Many grandparents find themselves in a vulnerable position and understandably upset by what is happening within their family.  It can be tempting to take sides in a separation and support their own child if things are becoming difficult for them - it’s only natural. But this is probably one of the worst things a grandparent can do. This will get in the way of the relationship with the grandchildren as taking sides will inevitably upset the other parent and undermine the trust there once was. It is a very fine line for any grandparent to walk, but the best advice is to try and remain neutral which will encourage the best ongoing arrangements for the children. Just because a couple are separating does not mean that extended family should be excluded from the children’s lives, particularly if they can prevent themselves becoming embroiled in the parents’ personal issues.   

Alongside the practical support grandparents can to give separated parents, having continued contact with their extended family can be hugely important to the grandchildren, particularly at a time of significant change. Grandparents can offer great emotional support and have an important role to play in guiding the child through a difficult time.

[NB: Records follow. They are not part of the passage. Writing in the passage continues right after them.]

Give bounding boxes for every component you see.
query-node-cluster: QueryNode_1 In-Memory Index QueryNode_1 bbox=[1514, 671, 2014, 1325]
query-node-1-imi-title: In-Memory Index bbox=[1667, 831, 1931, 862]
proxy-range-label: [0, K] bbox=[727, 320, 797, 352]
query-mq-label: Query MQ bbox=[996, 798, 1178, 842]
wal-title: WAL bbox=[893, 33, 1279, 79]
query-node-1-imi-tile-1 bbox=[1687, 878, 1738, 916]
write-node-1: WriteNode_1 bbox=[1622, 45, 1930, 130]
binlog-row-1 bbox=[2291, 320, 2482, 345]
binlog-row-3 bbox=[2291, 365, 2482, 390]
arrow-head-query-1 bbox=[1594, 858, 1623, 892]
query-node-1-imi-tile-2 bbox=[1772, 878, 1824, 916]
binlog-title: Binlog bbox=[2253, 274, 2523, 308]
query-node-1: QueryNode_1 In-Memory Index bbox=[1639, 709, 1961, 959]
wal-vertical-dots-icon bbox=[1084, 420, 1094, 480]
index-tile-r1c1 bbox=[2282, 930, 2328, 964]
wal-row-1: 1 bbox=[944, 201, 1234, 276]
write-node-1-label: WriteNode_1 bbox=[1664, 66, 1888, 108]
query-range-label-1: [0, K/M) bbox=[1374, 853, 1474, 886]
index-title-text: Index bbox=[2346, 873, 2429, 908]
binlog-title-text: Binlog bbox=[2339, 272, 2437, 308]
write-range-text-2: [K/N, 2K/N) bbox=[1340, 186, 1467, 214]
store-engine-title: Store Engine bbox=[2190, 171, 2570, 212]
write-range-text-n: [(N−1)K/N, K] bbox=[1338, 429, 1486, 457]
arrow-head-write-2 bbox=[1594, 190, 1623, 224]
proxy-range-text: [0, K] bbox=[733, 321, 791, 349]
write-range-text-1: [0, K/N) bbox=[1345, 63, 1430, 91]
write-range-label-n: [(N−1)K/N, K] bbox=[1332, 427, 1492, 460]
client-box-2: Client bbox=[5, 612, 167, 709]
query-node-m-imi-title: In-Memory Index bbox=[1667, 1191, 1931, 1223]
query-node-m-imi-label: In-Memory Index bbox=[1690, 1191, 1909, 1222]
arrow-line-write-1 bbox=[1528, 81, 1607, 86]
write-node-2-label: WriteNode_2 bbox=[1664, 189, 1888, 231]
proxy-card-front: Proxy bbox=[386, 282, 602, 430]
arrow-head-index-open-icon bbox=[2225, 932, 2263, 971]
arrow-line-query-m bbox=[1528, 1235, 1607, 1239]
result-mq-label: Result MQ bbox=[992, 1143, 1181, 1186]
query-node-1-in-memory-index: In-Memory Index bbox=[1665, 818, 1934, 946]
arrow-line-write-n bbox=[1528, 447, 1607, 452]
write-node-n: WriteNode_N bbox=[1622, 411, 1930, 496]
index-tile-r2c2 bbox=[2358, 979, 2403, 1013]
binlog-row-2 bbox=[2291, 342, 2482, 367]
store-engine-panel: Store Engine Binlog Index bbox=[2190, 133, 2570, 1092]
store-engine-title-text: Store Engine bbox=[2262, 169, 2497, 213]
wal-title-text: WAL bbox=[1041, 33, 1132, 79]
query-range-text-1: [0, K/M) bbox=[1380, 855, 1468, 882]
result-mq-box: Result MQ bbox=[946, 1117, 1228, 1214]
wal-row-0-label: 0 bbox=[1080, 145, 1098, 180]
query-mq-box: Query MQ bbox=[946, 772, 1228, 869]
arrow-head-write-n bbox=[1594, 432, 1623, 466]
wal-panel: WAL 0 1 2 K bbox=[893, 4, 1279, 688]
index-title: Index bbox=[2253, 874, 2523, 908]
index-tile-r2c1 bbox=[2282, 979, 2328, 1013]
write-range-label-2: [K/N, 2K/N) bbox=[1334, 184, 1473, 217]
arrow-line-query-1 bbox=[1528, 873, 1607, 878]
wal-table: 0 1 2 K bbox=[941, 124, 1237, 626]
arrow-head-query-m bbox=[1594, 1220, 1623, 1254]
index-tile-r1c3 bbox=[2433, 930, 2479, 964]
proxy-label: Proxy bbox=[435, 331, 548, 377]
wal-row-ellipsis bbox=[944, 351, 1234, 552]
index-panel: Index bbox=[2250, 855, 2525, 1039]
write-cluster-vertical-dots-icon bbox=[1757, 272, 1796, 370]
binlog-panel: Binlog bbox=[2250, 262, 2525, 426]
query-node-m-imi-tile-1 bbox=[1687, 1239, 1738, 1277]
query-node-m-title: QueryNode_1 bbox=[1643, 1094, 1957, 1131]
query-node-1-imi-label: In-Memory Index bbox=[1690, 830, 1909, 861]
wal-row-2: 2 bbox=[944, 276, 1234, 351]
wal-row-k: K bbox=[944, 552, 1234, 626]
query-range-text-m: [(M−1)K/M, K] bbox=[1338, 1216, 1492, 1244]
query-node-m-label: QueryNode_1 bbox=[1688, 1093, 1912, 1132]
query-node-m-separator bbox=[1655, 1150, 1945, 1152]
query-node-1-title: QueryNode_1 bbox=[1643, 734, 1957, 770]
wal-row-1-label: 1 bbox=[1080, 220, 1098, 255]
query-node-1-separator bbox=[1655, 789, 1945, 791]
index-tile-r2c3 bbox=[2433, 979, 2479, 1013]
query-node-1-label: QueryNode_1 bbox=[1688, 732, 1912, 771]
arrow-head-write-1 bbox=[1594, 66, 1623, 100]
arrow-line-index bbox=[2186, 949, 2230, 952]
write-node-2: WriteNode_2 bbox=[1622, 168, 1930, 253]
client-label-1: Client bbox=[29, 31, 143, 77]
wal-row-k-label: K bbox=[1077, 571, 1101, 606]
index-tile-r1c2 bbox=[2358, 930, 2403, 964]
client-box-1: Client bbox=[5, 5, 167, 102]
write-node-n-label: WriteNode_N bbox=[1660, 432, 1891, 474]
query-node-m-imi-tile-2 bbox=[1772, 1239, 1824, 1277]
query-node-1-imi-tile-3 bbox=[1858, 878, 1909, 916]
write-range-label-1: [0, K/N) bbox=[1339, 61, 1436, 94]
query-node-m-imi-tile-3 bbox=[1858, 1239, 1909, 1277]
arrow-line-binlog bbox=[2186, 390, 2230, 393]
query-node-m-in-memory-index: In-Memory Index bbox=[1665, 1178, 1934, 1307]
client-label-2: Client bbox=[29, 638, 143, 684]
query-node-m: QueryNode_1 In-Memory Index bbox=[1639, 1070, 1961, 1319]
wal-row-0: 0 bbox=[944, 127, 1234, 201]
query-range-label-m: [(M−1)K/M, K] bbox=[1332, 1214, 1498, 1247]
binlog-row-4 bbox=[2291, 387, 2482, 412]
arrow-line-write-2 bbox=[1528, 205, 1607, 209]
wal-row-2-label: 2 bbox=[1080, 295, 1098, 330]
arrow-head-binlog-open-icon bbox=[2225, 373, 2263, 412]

It’s important that grandparents appear to be neutral and measured when speaking to their grandchildren about the separation. Don’t undermine or talk negatively about the parents. No child wants to hear arguments or nasty things said about the people they love the most.

For some grandparents, their role becomes more significantly than seeing their grandchildren regularly.  Some become full-time ‘stand-in’ parents. There may have been tragedy or loss within the family. In some cases, parents have become unable to care for their children.

Under these circumstances, it is important that grandparents have all the support available to make sure that the home is as secure, happy and stress-free as it can be. Grandparents need legal rights to make decisions about the children in their care and they can get those by applying for court orders. Many in these situations have Child Arrangements or Special Guardianship Orders to reflect their role and give them legal responsibilities. Some grandparents have support from social services. Whatever the measures, it is equally important that there is additional help with the family finances. With an order in place, grandparents can be paid benefits such as Child Benefit and Tax Credits if eligible and in many cases with a Special Guardianship Order they will receive an allowance from the local authority. 

Every little helps and if any grandparents are caring for grandchildren, full time, without any legal rights or financial support – seek some advice.

There continues to be an ongoing debate about grandparents and the hugely important role played by them in family life.  In Canada their importance is upheld by a Code stating that neither parent “without grave reason” may interfere with the relationship between a child and a grandparent. The UK isn’t quite at that stage, but grandparents are increasingly being recognised as playing an important role in the family.